"Müzik hayatın neşesi,
Ruhu, sevinci ve her şeyidir."
-Mustafa Kemal Atatürk
"Aç şu telefonunu artık kızım sabahtan beri dır dır, dır dır!" Babam, okuduğu gazetesinden başını kaldırıp beni azarlıyordu. "Hayır, kim arıyorsa sabahtan beri arıyor bir de," dedi annem. "Sabırlı çocukmuş."
"Ne çocuğu Makbule! Ne çocuğu!" Annem, birden sinirlenen babama, bezgince baktı. Babam her migreni tuttuğunda böyle agresif olurdu. "Kız çocuğu, Ethem. Kız çocuğu."
"Bir arkadaşım baba," dedim, ayaklarımı uzatıp. "Ayrıca sessizde ki zaten telefonum."
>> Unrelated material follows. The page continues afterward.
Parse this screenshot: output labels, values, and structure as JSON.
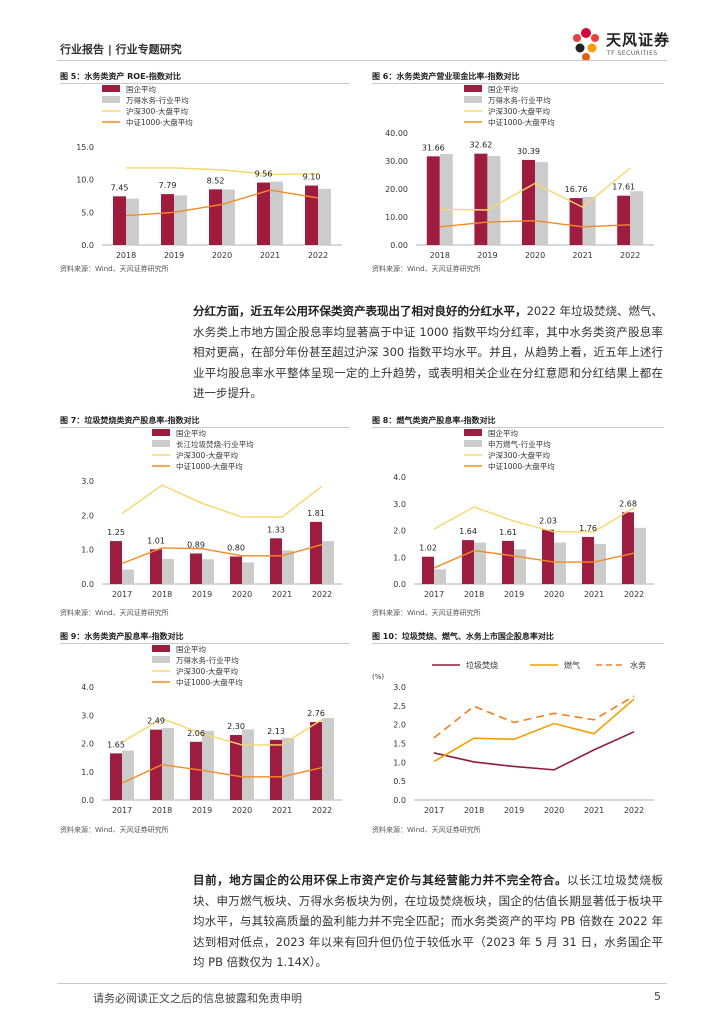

"Titriyor, kızım. Titriyor, yavrum. Al, aç şunu." Diye homurdandıktan sonra, gazeteyi bir kenara atarak parmaklarını şakağına dayadı. Annem, bana kaş göz yaparak telefonu açmamı söylerken, bir yandan da babamı kendine çekip başına masaj yapmak için uğraşıyordu. Derin bir nefes alıp, telefonumu açarak, odama yürüdüm. "Efendim, Ulaş?"
"Eftalya! Ah, şükürler olsun. Açmayacağını sanmıştım." Kaşlarımı çatarak kapıyı kapattıktan sonra, odamın içerisinde gezinmeye başladım. "Açmayacaktım, babam istedi." Dediğimde, söylediğime kendim bile yüzümü buruşturdum. Oysa o, hiç bozuntuya vermemişti. "Eftalya... Beni dinlemen gerekiyor. Lütfen; hiç olmazsa..."
"Yapmam gereken ev ödevleri var, Ulaş." Diyerek susturdum onu. "Ayrıca piyano dersim saat dörtte. Edebiyat sözlüsü için üç kitap okumam gerekiyor. Anlayacağın hiç boş zamanım yok." Ulaş'ın derin soluk sesi ile ürperdim. "Benim için zaman yaratabileceğini biliyorum."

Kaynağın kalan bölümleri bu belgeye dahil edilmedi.